Due to the potential complexity and time-sensitivity in responding to CPRA requests, public agencies should note the Court’s practical guidance on how to conduct searches of writings on private devices while balancing individual privacy.  When responding to a CPRA request, the agency’s first step should be to communicate the request to the employees in question.  The agency may then reasonably rely on these employees to search their own personal files, accounts, and devices for responsive materials.  The Court also provided that agencies may also adopt policies that will reduce the likelihood of public records being held in employees’ private account, such as requiring all employees to use or copy their government accounts for all communications touching on public business.  The Court further noted that federal courts applying the Freedom of Information Act (FOIA) have approved of individual employees conducting their own searches and segregating public records from personal records, so long as the employees have been properly trained in how to distinguish between the two.  The Court endorsed the Washington Supreme Court’s recent adoption of this procedure under its state public records law, holding that employees who withhold personal records from their employer ‘must submit an affidavit with facts sufficient to show the information is not a ‘public record’ under the PRA.  So long as the affidavits give the requester and the trial court a sufficient factual basis to determine that withheld material is indeed nonresponsive, the agency has performed an adequate search under the PRA.’ [Citation omitted.] 
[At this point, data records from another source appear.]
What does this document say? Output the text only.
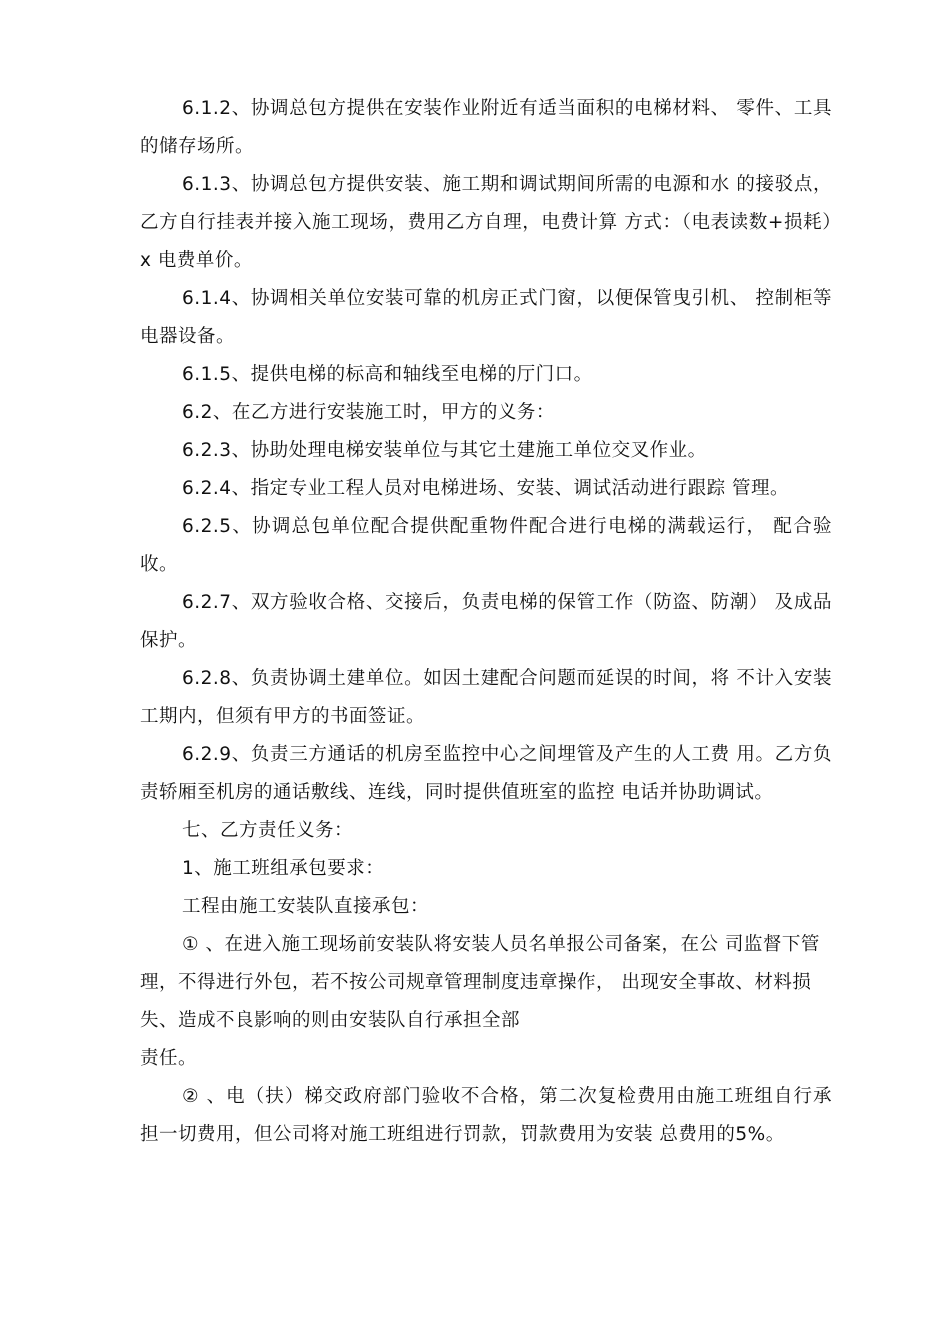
6.1.2、协调总包方提供在安装作业附近有适当面积的电梯材料、 零件、工具的储存场所。

6.1.3、协调总包方提供安装、施工期和调试期间所需的电源和水 的接驳点，乙方自行挂表并接入施工现场，费用乙方自理，电费计算 方式：（电表读数+损耗）x 电费单价。

6.1.4、协调相关单位安装可靠的机房正式门窗，以便保管曳引机、 控制柜等电器设备。

6.1.5、提供电梯的标高和轴线至电梯的厅门口。

6.2、在乙方进行安装施工时，甲方的义务：

6.2.3、协助处理电梯安装单位与其它土建施工单位交叉作业。

6.2.4、指定专业工程人员对电梯进场、安装、调试活动进行跟踪 管理。

6.2.5、协调总包单位配合提供配重物件配合进行电梯的满载运行， 配合验收。

6.2.7、双方验收合格、交接后，负责电梯的保管工作（防盗、防潮） 及成品保护。

6.2.8、负责协调土建单位。如因土建配合问题而延误的时间，将 不计入安装工期内，但须有甲方的书面签证。

6.2.9、负责三方通话的机房至监控中心之间埋管及产生的人工费 用。乙方负责轿厢至机房的通话敷线、连线，同时提供值班室的监控 电话并协助调试。

七、乙方责任义务：

1、施工班组承包要求：

工程由施工安装队直接承包：

① 、在进入施工现场前安装队将安装人员名单报公司备案，在公 司监督下管理，不得进行外包，若不按公司规章管理制度违章操作， 出现安全事故、材料损失、造成不良影响的则由安装队自行承担全部

责任。

② 、电（扶）梯交政府部门验收不合格，第二次复检费用由施工班组自行承担一切费用，但公司将对施工班组进行罚款，罚款费用为安装 总费用的5%。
Ultimately, the Court does not hold that any particular search method is required or necessarily adequate.  We mention these alternatives to offer guidance on remand and to explain why privacy concerns do not require categorical exclusion of documents from personal account from CPRA’s ‘public records’ definition.  And, now, the matter returns to public agencies of California and their public officers and employees with the admonition that use of private devices for the conduct of public business now carries far more potential burdens than previously understood by many.  Those seeking to avoid that burden may be well served to eliminate the use of private devices for communications pertaining to work in the future, except perhaps to the extent that such communications are to or from, or always copied to, accounts on their agency’s server.